Models in this family integrate into pipelines: Chain LatentSync with preprocessing nodes for audio separation, then extend via batch processing (e.g., 77-frame chunks) for longer videos. Combine with text-guided controls like AdaIN for motion or CrossAttention for environmental actions, creating end-to-end workflows from raw inputs to final renders.

What Makes latentsync Stand Out

latentsync distinguishes itself through its latent space diffusion architecture, which tames Stable Diffusion-like models specifically for lip-sync tasks, eliminating common issues like frame jittering and unnatural distortions. Unlike traditional methods that operate directly on pixels, this approach conditions diffusion in latent space for precise synchronization, natural expressions, and robustness across styles—from photorealistic humans to stylized animations.

Key strengths include:

  • High Consistency and Quality: Superior identity preservation and cinematic-grade facial dynamics, outperforming baselines in sync metrics.
  • Versatility: Multi-format support (real, cartoon, animal) and long-duration generation without quality degradation.
  • Efficiency and Control: Optional acceleration via LoRA (e.g., 4-step sampling for previews) alongside full 20-50 step modes for production; responsive to text prompts for added motions.
  • Speed in Inference: Balances quality with practical latency, suitable for real-time previews or batch processing.

This family shines for video editors, animators, content marketers, and game developers needing reliable lip-sync without manual keyframing. Filmmakers benefit from its frame stability, while social media creators appreciate quick, high-fidelity dubs. Its open-source roots ensure community-driven enhancements, positioning it as a scalable solution for creative pros.

Access latentsync Models via each::labs API

each::labs is the premier platform for accessing the full latentsync family from Alibaba, unifying all models under a single, powerful API. Seamlessly integrate LatentSync (Video to Video) into your applications with minimal setup—upload video and audio, specify prompts, and generate synced outputs at scale.

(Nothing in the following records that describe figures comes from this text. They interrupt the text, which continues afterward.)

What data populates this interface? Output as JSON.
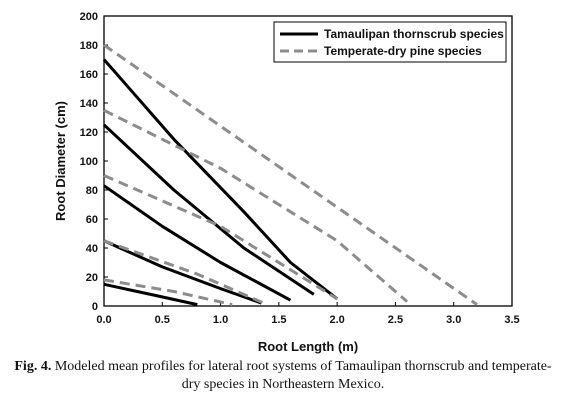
{
  "caption": {
    "label": "Fig. 4.",
    "text": "Modeled mean profiles for lateral root systems of Tamaulipan thornscrub and temperate-dry species in Northeastern Mexico."
  },
  "chart_data": {
    "type": "line",
    "xlabel": "Root Length (m)",
    "ylabel": "Root Diameter (cm)",
    "xlim": [
      0,
      3.5
    ],
    "ylim": [
      0,
      200
    ],
    "xticks": [
      "0.0",
      "0.5",
      "1.0",
      "1.5",
      "2.0",
      "2.5",
      "3.0",
      "3.5"
    ],
    "yticks": [
      "0",
      "20",
      "40",
      "60",
      "80",
      "100",
      "120",
      "140",
      "160",
      "180",
      "200"
    ],
    "legend_position": "top-right",
    "legend": [
      {
        "label": "Tamaulipan thornscrub species",
        "style": "solid",
        "color": "#000000"
      },
      {
        "label": "Temperate-dry pine species",
        "style": "dashed",
        "color": "#8c8c8c"
      }
    ],
    "series": [
      {
        "group": "Tamaulipan thornscrub species",
        "style": "solid",
        "color": "#000000",
        "points": [
          [
            0,
            170
          ],
          [
            0.6,
            115
          ],
          [
            1.2,
            65
          ],
          [
            1.6,
            30
          ],
          [
            2.0,
            5
          ]
        ]
      },
      {
        "group": "Tamaulipan thornscrub species",
        "style": "solid",
        "color": "#000000",
        "points": [
          [
            0,
            125
          ],
          [
            0.6,
            80
          ],
          [
            1.2,
            40
          ],
          [
            1.8,
            8
          ]
        ]
      },
      {
        "group": "Tamaulipan thornscrub species",
        "style": "solid",
        "color": "#000000",
        "points": [
          [
            0,
            83
          ],
          [
            0.5,
            55
          ],
          [
            1.0,
            30
          ],
          [
            1.6,
            4
          ]
        ]
      },
      {
        "group": "Tamaulipan thornscrub species",
        "style": "solid",
        "color": "#000000",
        "points": [
          [
            0,
            45
          ],
          [
            0.5,
            27
          ],
          [
            1.0,
            12
          ],
          [
            1.35,
            2
          ]
        ]
      },
      {
        "group": "Tamaulipan thornscrub species",
        "style": "solid",
        "color": "#000000",
        "points": [
          [
            0,
            15
          ],
          [
            0.4,
            8
          ],
          [
            0.8,
            1
          ]
        ]
      },
      {
        "group": "Temperate-dry pine species",
        "style": "dashed",
        "color": "#8c8c8c",
        "points": [
          [
            0,
            180
          ],
          [
            3.2,
            1
          ]
        ]
      },
      {
        "group": "Temperate-dry pine species",
        "style": "dashed",
        "color": "#8c8c8c",
        "points": [
          [
            0,
            135
          ],
          [
            1.0,
            95
          ],
          [
            2.0,
            45
          ],
          [
            2.6,
            3
          ]
        ]
      },
      {
        "group": "Temperate-dry pine species",
        "style": "dashed",
        "color": "#8c8c8c",
        "points": [
          [
            0,
            90
          ],
          [
            1.0,
            55
          ],
          [
            2.0,
            5
          ]
        ]
      },
      {
        "group": "Temperate-dry pine species",
        "style": "dashed",
        "color": "#8c8c8c",
        "points": [
          [
            0,
            45
          ],
          [
            0.8,
            22
          ],
          [
            1.4,
            1
          ]
        ]
      },
      {
        "group": "Temperate-dry pine species",
        "style": "dashed",
        "color": "#8c8c8c",
        "points": [
          [
            0,
            18
          ],
          [
            0.6,
            10
          ],
          [
            1.1,
            1
          ]
        ]
      }
    ]
  }
}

Explore via the intuitive Playground for instant testing with sample inputs, or leverage the SDK for custom pipelines in Python, JavaScript, or your preferred language. Benefit from unified endpoints, pay-per-use pricing, and global edge inference for low-latency results.

Sign up to explore the full latentsync model family on each::labs.

FREQUENTLY ASKED QUESTIONS

Dev questions, real answers.

A method for lip-syncing that preserves the visual quality of the original video better.

No, it avoids the blurriness often seen in older lip-sync models.

Access it on Eachlabs via pay-as-you-go.